En Madrid tienes centros de Hatha Yoga donde puedes practicar con Jesús Bonilla asana, relajación y pranayama, hasta lograr un estilo de vida más sano y sentirte mejor. Alternando las diferentes posturas con la respiración vas a trabajar de forma consciente hasta conectar tu cuerpo con tu mente y conseguir paz interior. Sólo debes encontrar el estilo que sea más adecuado para ti según tus necesidades, entre los distintos tipos de Hatha Yoga se encuentran: Ananda, Kundalini, Bikram, Integral o Iyengar, y cada uno posee unas características únicas para cada persona. Además, tiene muchos beneficios en todo el organismo: desarrolla la flexibilidad, tonifican los músculos y eliminan los bloqueos de la columna vertebral. Hay diferentes centros en Madrid donde practicar Hatha Yoga que te van a interesar y están muy cerca de tu casa. Uno de ellos es Yoga Center que está en la Calle Serrano nº 6 en el Barrio de Recoletos, donde puedes probar una clase de una hora por 17 €. También hay un centro en el Barrio Goya llamado Escuela Internacional de Yoga situado en la Calle Hermosilla nº 112. En Madrid Hatha Yoga es una disciplina física, mental y espiritual para el desarrollo de la fuerza, el conocimiento, el carácter y la conciencia. El Hatha Yoga enseñado en Madrid por Jesús Bonilla, Tanumanasi, se centra principalmente en las prácticas que expanden la conciencia sensorial y la intuición.
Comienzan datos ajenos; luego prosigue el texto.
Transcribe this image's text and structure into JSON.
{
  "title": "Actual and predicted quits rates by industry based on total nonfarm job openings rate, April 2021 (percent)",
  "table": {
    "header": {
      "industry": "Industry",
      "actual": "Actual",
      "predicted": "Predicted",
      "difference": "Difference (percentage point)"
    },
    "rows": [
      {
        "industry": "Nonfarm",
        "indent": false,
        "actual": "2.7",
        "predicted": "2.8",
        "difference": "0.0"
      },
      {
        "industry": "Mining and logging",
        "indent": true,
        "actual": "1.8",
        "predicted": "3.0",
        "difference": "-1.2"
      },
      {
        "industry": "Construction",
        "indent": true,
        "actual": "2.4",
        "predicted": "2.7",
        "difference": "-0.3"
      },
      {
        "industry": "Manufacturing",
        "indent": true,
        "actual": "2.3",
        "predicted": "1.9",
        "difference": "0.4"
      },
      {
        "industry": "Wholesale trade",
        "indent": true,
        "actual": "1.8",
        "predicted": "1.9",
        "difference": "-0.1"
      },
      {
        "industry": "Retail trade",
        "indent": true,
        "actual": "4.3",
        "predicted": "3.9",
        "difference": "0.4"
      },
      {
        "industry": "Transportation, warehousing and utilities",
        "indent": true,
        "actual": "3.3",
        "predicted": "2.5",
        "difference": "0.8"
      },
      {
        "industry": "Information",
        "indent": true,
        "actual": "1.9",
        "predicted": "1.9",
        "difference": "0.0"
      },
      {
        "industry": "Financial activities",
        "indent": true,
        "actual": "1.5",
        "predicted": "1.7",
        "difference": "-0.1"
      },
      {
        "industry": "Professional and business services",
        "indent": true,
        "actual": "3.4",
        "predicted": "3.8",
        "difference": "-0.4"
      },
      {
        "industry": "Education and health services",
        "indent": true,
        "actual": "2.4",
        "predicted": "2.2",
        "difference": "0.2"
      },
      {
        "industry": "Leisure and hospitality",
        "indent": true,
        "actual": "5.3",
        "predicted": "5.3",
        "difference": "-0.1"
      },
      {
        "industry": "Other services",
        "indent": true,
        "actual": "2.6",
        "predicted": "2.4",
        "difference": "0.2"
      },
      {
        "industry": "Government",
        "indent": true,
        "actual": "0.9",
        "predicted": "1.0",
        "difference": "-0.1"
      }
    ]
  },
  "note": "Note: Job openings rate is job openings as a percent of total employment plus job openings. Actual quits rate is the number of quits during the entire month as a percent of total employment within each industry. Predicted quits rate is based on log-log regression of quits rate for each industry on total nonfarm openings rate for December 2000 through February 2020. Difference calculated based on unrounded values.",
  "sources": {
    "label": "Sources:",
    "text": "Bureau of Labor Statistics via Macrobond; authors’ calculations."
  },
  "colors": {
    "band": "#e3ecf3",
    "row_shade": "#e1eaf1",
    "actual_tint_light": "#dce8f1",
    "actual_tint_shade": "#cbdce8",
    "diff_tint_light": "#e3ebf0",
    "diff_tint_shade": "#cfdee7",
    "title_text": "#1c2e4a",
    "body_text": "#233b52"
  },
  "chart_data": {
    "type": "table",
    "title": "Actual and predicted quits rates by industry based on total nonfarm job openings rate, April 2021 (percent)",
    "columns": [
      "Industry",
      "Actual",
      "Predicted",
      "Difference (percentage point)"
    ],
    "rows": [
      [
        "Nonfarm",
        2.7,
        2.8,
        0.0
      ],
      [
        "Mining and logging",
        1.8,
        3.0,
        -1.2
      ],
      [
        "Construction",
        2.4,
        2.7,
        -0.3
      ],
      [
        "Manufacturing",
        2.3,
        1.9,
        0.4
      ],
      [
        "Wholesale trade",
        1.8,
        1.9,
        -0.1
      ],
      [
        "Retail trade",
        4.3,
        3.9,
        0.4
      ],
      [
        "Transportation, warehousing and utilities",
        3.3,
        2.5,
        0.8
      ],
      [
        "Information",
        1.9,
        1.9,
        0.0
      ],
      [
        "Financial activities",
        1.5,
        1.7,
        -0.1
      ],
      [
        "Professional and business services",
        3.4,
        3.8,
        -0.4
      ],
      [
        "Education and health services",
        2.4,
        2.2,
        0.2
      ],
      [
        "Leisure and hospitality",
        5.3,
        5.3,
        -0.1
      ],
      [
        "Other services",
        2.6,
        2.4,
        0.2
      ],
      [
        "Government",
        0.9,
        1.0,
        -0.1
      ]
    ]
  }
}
Hatha Yoga no es el Yoga Preliminar

Hatha Yoga: antes de asana y pranayama van Yama y Niyama.Las posturas de Hatha Yoga conocidas en la India como asanas surgieron junto a los ejercicios de respiración Pranayama cuando los antiguos yoguis se dieron cuenta de la necesidad de conquistarse plenamente a sí mismos en el plano corporal antes de entrar en las labores verdaderas del yoga, que son el control y la purificación de la mente. Es por esto que los auténticos yoguis, se someten al comienzo a disciplinas corporales austeras. Parece natural en el caso de un hombre fuerte y pasional el que sea incapaz de entrar en el sendero más alto, lleno de vigorosas pasiones, y precise someterse con las extraordinarias prácticas del Hatha yoga.

Pero no se debe de llegar a la interpretación errónea de que las asanas, ejercicios o posturas de yoga y el control de la respiración o pranayama, son más importantes que el trabajo mental. Algunos pasan la vida asistiendo a clases de yoga o practicando por su cuenta y albergan la peregrina idea de que el cuerpo es lo más cercano y lo más fácil de controlar y sujetar. De hecho, el cuerpo es lo más alejado que existe del ego, del yo personal, que es lo que se propone el autocontrol, y por lo tanto, el asceta que practica las austeras disciplinas físicas puede hacerlo durante toda su vida, o durante varias vidas sucesivas, sin lograr más resultado positivo que la pasividad física, mientras que el hombre que entra inmediatamente y sin rodeos en el camino del Yoga de la devoción puede recibir en cualquier momento la iluminación; porque está trabajando con lo que es su instrumento real en la vida humana: el principio pensante, y el control del cuerpo es una consecuencia fácil de alcanzar una vez que se controla el pensamiento y la emoción que lo mueve.

Todos los Grandes Maestros de India y Tibet colocan las asanas o posturas de yoga y la respiración controlada o pranayama en un lugar muy secundario, dentro del Yoga preliminar, ellos colocan antes de esto la conquista de las desviaciones o ilusiones mentales. No es aconsejable que se hagan estas prácticas del hatha yoga hasta que el discípulo haya estado sujeto a los ataques de los pares de opuestos, y haya conquistado en la esencia de la mente el misterio del desapego. Practicar yoga físico sin haber comprendido uno la causa de sus oscilaciones, es fortalecerlas y ponerlas fuera de control. Nadie puede pretender alcanzar el dominio absoluto hasta que haya llegado a la alta etapa de avance en el Camino, que haya hecho de él uno de esos raros seres que pueden llamarse los Perfectos Adeptos. Para ello se necesita entender bien la dirección en que se va, hay que saber perfectamente cuál es nuestro objetivo al comienzo de este viaje de nuestra vida, antes de adoptar cualquier práctica que tienda a despertar nuestros Siddhis o poderes latentes. Hacerlo de cualquier otra manera, es exponerse a los más graves peligros. Si la persona es obstinada, quizás caiga en la vía de los quirománticos, o sea, de la magia negra, embrollado entre fuerzas y poderes que no comprende, y que al no poder controlar, será presa fácil de la desesperación. Si su voluntad y carácter son débiles, puede pasar a engrosar las filas de aquellos que, a fuerza de errores, se vuelven idiotas o locos.